Dishes that have to be washed.

Hence the yarny bits. I'm hoping that they will motivate me to do more in the kitchen than just pass through.

Wish me luck.

Thursday, September 11, 2008


I discovered tawashi while searching for washcloth patterns on Ravelry. I had never even heard of these things before, but I'm already hooked on making them. I love making washcloths, but I never use them. I prefer scrubbies and sponges. So tawashi (tawashis?) are perfect for me. I might actually use them instead of donating or gifting them, which is what I usually wind up doing with washcloths.

They also make great stashbusters, especially for that acrylic orange I keep finding more of in the back of the drawer... 

When it comes to knitting and crochet, I thought I knew it all. Then I got on Ravelry.

Have I mentioned lately how much I love Ravelry?
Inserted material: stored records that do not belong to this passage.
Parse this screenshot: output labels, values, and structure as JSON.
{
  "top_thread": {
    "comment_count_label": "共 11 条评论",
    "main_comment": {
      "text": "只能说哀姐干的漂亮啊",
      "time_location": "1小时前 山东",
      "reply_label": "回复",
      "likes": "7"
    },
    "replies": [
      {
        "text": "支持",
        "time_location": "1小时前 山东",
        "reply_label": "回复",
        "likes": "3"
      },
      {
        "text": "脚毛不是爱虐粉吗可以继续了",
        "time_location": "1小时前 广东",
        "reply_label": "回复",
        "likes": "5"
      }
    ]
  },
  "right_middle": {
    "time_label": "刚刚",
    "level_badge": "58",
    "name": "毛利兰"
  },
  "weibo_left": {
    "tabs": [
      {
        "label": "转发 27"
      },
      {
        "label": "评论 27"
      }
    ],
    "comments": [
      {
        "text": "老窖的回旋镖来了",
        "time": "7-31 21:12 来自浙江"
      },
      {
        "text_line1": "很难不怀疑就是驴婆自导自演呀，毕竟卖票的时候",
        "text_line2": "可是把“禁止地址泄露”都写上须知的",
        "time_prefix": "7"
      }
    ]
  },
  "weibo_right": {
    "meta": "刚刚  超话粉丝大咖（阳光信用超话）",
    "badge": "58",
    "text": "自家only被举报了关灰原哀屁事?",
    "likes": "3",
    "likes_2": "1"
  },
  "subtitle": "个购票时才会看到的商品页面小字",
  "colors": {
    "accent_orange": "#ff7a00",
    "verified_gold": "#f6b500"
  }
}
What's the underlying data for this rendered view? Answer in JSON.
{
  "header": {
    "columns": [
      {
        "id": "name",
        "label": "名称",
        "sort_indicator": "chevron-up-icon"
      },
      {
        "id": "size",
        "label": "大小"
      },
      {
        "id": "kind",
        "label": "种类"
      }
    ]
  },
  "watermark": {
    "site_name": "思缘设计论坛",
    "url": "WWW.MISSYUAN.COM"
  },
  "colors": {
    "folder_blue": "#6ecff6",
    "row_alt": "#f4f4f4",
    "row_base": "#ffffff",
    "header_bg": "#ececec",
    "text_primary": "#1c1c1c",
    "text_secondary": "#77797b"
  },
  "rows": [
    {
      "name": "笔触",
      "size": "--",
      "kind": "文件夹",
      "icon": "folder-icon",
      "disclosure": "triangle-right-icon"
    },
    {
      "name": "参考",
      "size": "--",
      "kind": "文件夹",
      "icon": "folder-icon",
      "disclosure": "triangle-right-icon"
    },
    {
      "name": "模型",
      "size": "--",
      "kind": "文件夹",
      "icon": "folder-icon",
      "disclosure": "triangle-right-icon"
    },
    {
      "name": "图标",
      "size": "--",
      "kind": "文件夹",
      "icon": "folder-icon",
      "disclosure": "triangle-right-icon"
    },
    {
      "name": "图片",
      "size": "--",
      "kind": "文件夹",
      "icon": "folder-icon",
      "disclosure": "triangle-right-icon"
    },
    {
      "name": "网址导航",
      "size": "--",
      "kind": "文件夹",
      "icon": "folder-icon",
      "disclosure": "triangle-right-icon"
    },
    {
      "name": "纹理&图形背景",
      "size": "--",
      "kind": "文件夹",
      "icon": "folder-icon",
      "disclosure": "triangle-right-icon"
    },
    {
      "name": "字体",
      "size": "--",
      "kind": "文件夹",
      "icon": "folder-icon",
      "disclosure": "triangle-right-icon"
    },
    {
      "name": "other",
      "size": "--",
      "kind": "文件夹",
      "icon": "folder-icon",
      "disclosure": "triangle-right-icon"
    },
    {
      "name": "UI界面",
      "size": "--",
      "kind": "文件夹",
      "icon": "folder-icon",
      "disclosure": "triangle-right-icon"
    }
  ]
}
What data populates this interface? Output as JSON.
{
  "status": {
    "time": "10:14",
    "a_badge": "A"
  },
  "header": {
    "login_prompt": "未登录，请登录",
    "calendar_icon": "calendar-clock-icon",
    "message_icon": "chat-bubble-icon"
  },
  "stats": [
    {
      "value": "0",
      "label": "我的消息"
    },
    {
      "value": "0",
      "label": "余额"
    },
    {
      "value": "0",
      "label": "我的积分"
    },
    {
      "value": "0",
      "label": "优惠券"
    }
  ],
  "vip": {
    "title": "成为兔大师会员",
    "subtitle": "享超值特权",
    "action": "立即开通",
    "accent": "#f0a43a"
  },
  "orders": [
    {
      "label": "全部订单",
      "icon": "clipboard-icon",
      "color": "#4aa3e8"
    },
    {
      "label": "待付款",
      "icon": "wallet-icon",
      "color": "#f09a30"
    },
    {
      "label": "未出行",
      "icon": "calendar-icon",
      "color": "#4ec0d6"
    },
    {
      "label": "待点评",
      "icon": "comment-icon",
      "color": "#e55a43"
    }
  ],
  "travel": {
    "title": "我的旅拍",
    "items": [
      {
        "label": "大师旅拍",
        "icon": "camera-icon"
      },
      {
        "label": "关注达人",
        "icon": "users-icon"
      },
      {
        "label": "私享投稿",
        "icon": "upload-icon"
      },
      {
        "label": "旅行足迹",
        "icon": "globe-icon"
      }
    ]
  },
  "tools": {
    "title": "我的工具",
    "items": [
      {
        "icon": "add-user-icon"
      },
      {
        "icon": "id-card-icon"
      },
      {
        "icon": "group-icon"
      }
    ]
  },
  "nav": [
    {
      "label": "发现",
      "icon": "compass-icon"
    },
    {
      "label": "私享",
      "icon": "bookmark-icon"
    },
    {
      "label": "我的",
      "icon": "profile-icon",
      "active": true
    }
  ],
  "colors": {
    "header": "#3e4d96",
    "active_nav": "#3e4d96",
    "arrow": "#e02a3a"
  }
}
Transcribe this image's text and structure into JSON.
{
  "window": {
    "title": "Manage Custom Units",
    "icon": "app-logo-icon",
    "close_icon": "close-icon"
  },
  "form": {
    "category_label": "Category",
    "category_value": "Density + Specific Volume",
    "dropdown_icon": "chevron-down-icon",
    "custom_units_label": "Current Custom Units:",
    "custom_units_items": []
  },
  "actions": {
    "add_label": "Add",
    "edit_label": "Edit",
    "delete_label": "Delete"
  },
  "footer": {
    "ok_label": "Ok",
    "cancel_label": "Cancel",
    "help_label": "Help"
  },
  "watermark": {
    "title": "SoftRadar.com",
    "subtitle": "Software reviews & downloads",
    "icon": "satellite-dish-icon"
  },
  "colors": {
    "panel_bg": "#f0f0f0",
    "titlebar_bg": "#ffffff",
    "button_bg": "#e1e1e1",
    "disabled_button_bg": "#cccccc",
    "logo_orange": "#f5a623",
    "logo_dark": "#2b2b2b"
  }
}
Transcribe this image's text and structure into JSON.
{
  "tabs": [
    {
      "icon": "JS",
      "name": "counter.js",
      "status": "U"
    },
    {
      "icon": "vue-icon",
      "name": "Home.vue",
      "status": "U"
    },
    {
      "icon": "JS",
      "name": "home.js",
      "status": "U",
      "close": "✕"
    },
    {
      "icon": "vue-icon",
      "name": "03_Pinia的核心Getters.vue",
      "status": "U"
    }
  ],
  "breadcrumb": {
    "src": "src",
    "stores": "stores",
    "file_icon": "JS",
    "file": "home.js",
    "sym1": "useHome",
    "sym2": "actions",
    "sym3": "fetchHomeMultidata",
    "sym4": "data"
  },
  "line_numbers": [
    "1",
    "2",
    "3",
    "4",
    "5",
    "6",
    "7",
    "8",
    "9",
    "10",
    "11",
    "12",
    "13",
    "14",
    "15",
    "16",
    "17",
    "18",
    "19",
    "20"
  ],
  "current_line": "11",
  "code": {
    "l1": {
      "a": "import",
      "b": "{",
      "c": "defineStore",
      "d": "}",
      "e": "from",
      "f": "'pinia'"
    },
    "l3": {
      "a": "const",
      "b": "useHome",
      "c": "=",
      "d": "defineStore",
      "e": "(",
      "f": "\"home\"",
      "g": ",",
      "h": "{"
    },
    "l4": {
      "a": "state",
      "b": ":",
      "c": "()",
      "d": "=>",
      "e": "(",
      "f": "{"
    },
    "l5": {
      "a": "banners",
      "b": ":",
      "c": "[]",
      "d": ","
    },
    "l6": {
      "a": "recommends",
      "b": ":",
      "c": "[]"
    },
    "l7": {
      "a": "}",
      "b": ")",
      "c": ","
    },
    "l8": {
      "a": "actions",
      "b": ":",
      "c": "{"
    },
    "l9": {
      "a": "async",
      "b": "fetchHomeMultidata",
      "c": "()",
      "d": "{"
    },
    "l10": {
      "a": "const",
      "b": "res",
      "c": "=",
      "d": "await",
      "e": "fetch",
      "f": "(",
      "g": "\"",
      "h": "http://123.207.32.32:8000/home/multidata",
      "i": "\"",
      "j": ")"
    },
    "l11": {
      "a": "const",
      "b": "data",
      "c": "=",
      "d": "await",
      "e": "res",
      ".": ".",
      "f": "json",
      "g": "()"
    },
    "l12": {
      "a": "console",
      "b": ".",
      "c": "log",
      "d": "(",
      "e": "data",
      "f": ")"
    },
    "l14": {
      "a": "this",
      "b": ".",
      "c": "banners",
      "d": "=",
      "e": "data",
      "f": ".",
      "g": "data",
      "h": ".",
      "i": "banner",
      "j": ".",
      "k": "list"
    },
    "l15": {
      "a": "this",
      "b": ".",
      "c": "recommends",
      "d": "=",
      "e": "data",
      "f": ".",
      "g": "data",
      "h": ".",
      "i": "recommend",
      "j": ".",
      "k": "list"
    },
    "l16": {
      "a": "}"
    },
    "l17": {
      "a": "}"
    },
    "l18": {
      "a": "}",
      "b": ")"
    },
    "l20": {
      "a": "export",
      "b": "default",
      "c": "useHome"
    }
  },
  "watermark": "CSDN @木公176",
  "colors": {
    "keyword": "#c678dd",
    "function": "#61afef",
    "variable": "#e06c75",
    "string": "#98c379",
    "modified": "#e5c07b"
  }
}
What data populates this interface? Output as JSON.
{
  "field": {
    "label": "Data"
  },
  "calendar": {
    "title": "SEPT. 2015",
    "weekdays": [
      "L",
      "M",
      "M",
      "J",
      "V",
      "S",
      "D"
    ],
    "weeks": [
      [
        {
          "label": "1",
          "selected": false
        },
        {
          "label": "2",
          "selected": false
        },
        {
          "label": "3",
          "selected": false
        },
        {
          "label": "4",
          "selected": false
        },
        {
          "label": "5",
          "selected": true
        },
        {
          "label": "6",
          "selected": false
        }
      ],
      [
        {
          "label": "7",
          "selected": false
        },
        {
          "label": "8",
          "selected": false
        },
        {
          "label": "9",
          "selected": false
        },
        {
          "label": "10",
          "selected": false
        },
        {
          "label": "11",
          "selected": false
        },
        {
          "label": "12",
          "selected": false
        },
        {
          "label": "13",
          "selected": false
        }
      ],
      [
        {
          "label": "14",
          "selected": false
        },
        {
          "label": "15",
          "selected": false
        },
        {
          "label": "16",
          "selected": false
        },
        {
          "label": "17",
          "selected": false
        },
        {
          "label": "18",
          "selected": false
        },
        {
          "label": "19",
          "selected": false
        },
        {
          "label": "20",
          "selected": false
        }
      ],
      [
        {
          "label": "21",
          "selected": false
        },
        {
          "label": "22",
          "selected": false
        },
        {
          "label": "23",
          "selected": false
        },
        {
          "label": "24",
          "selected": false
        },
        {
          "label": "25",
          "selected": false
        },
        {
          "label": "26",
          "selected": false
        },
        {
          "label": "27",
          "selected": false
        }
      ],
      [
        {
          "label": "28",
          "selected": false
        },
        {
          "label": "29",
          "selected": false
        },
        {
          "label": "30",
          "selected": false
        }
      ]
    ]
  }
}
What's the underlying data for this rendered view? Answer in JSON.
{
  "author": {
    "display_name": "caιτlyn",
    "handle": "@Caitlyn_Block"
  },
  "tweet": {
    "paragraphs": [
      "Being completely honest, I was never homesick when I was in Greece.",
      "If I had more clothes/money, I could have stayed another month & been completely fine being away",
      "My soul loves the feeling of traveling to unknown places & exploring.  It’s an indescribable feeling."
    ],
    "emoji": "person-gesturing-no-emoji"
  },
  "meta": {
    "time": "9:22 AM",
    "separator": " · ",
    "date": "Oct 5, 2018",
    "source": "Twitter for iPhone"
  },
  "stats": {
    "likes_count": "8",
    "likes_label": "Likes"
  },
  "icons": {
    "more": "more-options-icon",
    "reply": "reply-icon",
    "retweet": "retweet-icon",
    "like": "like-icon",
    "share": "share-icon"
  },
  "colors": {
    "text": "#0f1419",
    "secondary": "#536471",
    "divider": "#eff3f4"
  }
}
Thursday, September 04, 2008


This week, I finished 3 washcloths for A Fresh Start, a volunteer knitting initiative started by Beth123b of the Peace Work group on Ravelry. Beth is collecting travel-size toiletries and handmade washcloths to be donated to a women's shelter in her area.

These were fun and easy to make. The hardest part was settling on a pattern. I discovered that I'm really fussy about the back of my work. I guess because I'm used to knitting in the round, where the wrong side of the work never shows. 

So, after starting several patterns that I didn't like, I settled on the Genius Baby Burp Cloth pattern from Mason-Dixon Knitting. It makes a nice sensible garter stitch washcloth on one side and a fancier fabric on the other side. Perfect.

If you have some cotton in your stash that you need to bust, consider making a few washcloths for Beth's effort or call the women's shelter in your area and see if they could use some washcloths of their own.